Financial Impact Of Deadline, Buyouts: Pacific

The effects of the trade deadline are still being felt around the NBA as teams work buyout deals, negotiate with new free agents and fill open roster spots. Hoops Rumors will be taking a team-by-team look at the financial ramifications not just of the deadline itself but of the post-deadline moves. After beginning earlier with a look at the Southwest Division, we’ll continue with the Pacific Division:

Clippers

The trade of Lance Stephenson for Jeff Green was fairly even in terms of raw salary, but the Clippers absorbed a projected tax hit that magnifies the $450K difference between Green’s salary and Stephenson’s. L.A. is more than $10MM over the $84.74MM tax threshold, so that $450K will cost two and a half times that amount in additional taxes, unless the Clips find some altogether unlikely means of trimming salary by the final day of the regular season.
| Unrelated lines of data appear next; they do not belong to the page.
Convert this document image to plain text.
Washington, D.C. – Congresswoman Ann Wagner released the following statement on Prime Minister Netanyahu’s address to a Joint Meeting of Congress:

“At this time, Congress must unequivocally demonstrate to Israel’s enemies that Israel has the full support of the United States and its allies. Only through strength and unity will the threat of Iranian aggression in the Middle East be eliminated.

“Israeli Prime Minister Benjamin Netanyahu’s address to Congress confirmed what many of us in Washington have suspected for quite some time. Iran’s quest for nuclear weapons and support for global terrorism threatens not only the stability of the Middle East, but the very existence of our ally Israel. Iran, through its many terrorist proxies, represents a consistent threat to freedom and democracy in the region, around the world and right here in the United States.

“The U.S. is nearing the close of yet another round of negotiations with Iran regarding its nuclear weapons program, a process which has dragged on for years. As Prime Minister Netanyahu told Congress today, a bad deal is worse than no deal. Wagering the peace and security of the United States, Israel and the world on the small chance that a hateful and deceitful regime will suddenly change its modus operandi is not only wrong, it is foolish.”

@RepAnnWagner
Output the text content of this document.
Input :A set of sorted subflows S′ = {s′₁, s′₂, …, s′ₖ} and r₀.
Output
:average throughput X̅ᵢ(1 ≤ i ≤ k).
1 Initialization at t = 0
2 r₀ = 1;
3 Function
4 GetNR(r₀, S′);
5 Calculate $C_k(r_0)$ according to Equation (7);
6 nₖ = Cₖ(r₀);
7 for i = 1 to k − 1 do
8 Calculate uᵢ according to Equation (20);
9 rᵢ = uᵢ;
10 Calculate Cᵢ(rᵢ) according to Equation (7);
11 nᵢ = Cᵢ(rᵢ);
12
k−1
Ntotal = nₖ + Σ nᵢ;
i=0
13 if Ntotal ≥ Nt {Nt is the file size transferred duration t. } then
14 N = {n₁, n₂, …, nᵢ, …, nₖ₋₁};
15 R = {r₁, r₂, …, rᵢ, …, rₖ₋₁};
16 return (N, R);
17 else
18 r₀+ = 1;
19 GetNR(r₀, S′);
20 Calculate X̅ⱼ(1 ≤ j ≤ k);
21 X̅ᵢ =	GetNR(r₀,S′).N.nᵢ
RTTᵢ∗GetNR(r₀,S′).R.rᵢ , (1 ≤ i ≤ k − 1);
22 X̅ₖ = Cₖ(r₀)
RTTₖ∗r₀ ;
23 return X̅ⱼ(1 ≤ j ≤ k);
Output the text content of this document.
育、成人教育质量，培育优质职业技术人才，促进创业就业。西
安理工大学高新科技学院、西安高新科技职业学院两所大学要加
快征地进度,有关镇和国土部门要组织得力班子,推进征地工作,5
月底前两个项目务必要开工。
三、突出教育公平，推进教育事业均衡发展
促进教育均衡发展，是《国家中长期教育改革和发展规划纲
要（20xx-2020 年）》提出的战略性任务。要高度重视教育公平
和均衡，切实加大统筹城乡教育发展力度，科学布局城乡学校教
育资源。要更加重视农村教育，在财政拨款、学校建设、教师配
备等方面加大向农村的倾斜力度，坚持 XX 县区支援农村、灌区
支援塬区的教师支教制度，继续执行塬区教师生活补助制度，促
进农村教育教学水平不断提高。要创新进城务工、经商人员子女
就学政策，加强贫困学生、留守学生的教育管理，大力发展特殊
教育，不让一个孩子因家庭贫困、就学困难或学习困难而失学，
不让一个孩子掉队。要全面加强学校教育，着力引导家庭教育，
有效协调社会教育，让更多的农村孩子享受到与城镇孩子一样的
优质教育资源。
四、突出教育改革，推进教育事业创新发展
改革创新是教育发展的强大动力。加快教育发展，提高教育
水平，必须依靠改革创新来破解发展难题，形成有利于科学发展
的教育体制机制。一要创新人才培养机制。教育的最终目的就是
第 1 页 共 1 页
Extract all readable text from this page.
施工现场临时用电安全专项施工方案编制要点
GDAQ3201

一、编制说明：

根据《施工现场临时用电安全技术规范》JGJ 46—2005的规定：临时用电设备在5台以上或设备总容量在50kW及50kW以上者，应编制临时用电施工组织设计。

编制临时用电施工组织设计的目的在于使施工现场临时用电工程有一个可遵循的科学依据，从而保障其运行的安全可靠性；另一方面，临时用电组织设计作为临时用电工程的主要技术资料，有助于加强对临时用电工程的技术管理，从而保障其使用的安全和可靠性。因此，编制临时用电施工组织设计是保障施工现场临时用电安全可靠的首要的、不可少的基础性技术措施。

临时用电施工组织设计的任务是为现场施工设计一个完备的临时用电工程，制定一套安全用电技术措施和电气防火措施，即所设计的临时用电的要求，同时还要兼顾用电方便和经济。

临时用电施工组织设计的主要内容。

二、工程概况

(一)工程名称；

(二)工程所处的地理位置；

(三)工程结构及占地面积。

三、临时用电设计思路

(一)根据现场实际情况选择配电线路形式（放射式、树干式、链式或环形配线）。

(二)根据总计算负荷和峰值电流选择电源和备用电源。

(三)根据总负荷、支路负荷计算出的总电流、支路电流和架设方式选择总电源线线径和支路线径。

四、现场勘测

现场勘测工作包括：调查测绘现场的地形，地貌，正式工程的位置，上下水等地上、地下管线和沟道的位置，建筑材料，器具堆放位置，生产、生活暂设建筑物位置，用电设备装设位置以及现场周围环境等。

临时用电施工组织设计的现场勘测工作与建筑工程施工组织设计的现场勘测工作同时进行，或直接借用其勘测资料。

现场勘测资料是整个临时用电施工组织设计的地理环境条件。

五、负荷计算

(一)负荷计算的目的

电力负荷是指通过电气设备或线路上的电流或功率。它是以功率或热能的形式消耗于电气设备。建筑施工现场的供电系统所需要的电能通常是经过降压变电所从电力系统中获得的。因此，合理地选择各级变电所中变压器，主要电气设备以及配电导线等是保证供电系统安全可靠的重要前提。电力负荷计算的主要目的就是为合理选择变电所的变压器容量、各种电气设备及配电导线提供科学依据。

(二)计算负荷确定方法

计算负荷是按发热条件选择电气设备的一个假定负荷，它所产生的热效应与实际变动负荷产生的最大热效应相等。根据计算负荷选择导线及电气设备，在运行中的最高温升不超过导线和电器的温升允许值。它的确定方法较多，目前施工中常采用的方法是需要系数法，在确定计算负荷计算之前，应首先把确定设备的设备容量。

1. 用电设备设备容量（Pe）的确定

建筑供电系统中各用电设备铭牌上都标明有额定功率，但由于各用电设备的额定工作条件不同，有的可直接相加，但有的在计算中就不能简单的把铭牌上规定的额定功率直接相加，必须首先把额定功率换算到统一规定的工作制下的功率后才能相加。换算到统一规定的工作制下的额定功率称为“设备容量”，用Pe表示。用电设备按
Thus, the trade represents an investment of an additional $1.575MM in combined payroll and taxes. Rookie Alex Stepheson‘s 10-day contract also costs, at the rate of $30,888 in salary and $139,305 in tax penalties on top of it, but even though the tax penalty would be the same for anyone else on a 10-day deal, his salary is $24,834 less than if the team had signed a long-tenured veteran, as it did earlier with Jeff Ayres.

Suns

The Suns earned some well-deserved praise for snagging a first-round pick in the trade that sent Markieff Morris to the Wizards, but they also reaped some financial flexibility that allowed them to pick up an intriguing asset after the trade. Phoenix created a $1.56MM trade exception for the difference between the $8MM salary of Morris and the combined $6.44MM that Kris Humphries ($4.44MM) and DeJuan Blair ($2MM) make. The Suns used that exception to claim John Jenkins off waivers from the Mavericks, thus snagging a former No. 23 pick who has a favorable contract and averaged 19.7 points per game in the preseason this past fall. Jenkins has two years left on his contract after this season, and both call for non-guaranteed minimum salaries, meaning he has no long-term cost if he doesn’t pan out and a low cost if he does. Phoenix also signed Phil Pressey to a 10-day contract worth $55,722, but the Suns still have a lower payroll for this season than they did before the deadline. They also erased $7.4MM from next year’s guaranteed salary commitments and a combined $16.6MM for the two seasons after that, since Humphries and Blair are on de facto expiring contracts. That made it palatable for the Suns to eat the rest of Blair’s salary for this season when they waived him.

Warriors

Golden State dared to tinker with a roster that’s in the midst of the most successful season in NBA history so far, waiving little-used Jason Thompson to make room for a prorated minimum-salary contract for Anderson Varejao. That Varejao deal costs $289,755 in salary and $724,388 in projected tax penalties, so it represents an investment of more than $1MM. The Warriors nonetheless minimized the effects on next year’s payroll with the use of the stretch provision. It was much too late to stretch any of Thompson’s nearly $6.909MM salary for this season, but Golden State turned the $2.65MM partial guarantee on his 2016/17 pay into equal $883,333 installments for each of the next three seasons. That drops Golden State’s guaranteed salary commitments for the summer ahead from close to $74.752MM to about $72.985MM, an incremental difference that could nonetheless be meaningful to the team’s pursuit of Kevin Durant.

Kings

Sacramento, despite no shortage of rumors, didn’t make any roster moves in February, though Caron Butler is reportedly a buyout candidate.

Lakers

Like the Kings, the Lakers have stood pat so far through the deadline and buyout season.